In an excellent piece for the October 2013 edition of The Atlantic, Greg Easterbrook (who, among other things, is one of the best writers today writing about sports,) calls our attention to one of the most egregious and unjustifiable forms of corporate welfare: the subsidies that state, local, and national governments give to professional sports.
The particular focus of Easterbrook’s ire is one of the biggest hands feeding him: the National Football League, and he bites hard. The NFL, he suggests, manages to keep a small number of team owners (and a modest number of players) insanely, billion-dollar-plus rich, all while taxing you and me as a form of insurance to protect the profits coming from that team.
This is corporate welfare, pure and simple, and needs to be ended.
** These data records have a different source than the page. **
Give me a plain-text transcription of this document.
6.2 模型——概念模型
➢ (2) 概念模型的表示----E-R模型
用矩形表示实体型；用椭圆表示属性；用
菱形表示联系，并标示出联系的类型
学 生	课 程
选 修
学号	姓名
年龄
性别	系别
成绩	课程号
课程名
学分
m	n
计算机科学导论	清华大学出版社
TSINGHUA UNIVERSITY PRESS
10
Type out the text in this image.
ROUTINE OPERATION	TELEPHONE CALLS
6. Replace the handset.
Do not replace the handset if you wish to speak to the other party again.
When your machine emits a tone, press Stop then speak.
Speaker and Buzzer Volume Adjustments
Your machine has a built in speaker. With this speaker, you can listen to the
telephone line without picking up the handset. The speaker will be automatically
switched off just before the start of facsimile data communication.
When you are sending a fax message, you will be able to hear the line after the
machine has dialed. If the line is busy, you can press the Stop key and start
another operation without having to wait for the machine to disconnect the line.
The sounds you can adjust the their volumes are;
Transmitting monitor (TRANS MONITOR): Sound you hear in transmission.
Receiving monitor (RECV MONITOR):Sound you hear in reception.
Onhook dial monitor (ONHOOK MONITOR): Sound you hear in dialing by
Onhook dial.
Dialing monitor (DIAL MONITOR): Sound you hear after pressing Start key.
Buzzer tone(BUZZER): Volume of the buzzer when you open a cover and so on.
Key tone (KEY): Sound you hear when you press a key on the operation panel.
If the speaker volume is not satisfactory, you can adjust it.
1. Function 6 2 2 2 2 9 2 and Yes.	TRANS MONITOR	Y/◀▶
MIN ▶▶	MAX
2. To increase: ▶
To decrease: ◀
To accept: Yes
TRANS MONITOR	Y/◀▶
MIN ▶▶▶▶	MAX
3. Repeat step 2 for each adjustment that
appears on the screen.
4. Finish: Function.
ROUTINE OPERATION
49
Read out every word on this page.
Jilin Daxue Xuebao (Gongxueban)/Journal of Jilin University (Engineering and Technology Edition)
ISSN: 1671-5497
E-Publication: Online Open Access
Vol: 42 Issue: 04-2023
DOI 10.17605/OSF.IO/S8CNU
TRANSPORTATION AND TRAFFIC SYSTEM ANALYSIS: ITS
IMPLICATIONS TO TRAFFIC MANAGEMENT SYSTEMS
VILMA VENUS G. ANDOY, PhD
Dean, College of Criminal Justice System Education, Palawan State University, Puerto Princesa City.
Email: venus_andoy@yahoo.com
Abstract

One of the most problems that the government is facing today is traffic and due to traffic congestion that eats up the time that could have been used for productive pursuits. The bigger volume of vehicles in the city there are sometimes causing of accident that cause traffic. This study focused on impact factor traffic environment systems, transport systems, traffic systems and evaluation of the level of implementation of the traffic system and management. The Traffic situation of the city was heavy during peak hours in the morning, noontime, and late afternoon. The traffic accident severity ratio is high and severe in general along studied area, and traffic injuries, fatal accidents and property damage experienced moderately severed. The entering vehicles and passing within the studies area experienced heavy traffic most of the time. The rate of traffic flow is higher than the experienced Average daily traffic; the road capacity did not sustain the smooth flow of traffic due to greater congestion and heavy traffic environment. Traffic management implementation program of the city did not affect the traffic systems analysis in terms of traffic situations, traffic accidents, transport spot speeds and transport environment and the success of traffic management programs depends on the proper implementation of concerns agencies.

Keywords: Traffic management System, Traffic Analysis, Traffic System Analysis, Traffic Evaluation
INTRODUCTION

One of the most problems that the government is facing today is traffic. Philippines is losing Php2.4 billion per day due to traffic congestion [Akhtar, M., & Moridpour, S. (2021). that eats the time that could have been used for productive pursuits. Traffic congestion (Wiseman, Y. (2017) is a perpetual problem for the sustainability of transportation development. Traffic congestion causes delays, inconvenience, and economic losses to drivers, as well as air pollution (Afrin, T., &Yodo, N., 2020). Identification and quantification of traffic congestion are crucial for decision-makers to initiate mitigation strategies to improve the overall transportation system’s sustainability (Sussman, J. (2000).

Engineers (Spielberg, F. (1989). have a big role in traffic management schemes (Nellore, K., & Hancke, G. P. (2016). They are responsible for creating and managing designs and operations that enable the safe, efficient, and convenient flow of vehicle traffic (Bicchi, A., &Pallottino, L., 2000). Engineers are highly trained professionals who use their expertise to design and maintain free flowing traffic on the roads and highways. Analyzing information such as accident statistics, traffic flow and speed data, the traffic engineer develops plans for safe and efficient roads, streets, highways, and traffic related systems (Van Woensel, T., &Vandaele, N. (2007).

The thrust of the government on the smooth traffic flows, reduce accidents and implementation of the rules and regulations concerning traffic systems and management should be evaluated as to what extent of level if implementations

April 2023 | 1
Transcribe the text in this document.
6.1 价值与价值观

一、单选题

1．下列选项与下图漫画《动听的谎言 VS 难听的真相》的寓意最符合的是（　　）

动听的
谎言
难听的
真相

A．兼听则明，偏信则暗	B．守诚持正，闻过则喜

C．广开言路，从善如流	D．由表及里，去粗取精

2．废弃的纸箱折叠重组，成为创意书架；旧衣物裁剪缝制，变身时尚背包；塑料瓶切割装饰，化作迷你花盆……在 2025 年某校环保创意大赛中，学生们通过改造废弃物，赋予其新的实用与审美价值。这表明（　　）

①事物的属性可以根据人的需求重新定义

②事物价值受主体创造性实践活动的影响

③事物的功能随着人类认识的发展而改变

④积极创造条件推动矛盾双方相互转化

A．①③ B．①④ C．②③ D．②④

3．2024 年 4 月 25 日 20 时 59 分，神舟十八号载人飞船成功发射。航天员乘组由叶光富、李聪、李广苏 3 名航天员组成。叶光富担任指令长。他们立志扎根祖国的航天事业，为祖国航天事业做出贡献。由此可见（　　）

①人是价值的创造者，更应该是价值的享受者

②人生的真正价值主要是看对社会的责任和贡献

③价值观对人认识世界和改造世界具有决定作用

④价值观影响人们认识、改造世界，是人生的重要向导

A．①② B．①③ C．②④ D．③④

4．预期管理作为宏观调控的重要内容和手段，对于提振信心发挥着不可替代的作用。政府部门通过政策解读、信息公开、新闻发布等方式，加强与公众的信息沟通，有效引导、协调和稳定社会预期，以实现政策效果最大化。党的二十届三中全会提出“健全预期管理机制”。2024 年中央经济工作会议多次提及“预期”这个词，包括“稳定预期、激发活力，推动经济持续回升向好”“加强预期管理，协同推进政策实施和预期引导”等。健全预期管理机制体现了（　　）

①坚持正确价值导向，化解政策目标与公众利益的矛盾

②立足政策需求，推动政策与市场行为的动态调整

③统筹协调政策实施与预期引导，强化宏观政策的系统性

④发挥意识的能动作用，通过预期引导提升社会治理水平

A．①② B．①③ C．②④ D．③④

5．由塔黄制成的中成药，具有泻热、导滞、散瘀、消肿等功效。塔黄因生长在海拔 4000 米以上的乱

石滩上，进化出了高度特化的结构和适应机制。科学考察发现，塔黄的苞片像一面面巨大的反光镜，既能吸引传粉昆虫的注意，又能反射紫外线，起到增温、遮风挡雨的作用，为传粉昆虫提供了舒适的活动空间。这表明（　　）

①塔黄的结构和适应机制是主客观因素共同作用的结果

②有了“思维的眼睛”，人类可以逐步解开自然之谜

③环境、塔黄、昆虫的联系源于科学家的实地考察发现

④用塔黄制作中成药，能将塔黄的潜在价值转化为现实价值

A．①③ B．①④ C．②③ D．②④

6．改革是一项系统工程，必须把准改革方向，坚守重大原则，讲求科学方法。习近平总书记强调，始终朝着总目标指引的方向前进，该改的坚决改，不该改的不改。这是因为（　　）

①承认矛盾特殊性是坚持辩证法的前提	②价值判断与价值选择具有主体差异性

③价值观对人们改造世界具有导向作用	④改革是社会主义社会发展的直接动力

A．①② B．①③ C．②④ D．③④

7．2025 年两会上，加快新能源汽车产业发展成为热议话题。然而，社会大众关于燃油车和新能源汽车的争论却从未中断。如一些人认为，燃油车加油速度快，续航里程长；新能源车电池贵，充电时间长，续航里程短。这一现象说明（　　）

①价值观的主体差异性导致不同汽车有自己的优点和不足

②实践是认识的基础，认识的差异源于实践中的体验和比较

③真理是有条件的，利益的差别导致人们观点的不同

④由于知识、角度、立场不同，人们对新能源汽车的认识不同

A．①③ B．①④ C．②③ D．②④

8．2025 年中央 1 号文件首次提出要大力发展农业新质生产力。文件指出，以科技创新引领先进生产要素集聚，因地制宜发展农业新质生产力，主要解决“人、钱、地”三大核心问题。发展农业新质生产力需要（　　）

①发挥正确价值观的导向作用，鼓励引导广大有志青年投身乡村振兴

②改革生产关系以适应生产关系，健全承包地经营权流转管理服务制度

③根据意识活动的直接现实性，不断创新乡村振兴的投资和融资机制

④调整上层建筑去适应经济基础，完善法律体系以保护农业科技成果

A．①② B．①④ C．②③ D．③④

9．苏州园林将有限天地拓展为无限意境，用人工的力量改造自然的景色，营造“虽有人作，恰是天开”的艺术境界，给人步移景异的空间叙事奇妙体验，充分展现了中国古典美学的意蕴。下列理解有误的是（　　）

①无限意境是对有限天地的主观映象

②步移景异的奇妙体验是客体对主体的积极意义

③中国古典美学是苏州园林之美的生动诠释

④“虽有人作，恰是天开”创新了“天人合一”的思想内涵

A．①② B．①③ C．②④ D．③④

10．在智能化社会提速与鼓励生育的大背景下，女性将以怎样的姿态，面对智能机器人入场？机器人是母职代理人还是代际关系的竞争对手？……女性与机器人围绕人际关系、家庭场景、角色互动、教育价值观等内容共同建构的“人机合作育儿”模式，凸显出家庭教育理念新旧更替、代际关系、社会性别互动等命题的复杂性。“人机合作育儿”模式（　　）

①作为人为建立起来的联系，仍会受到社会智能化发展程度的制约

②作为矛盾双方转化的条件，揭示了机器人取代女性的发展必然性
In a way, it is slightly unfair to pick on the NFL, because the problem extends far beyond that sport. The public carries the can for major-league baseball teams, for MSL soccer stadia, and for auto racing venues (see our commentary on the latter here.) It should be against the law to appropriate public funds to support private business ventures, especially when the public is denied the benefit from the revenues thus collected.
Boy is this ever on the money. If we must have “our” teams, they should be owned by us, the way the Green Bay Packers are owned by Green Bay. It’s disgusting that super-rich team owners extort money from cities to build stadiums, then move elsewhere at the drop of a hat.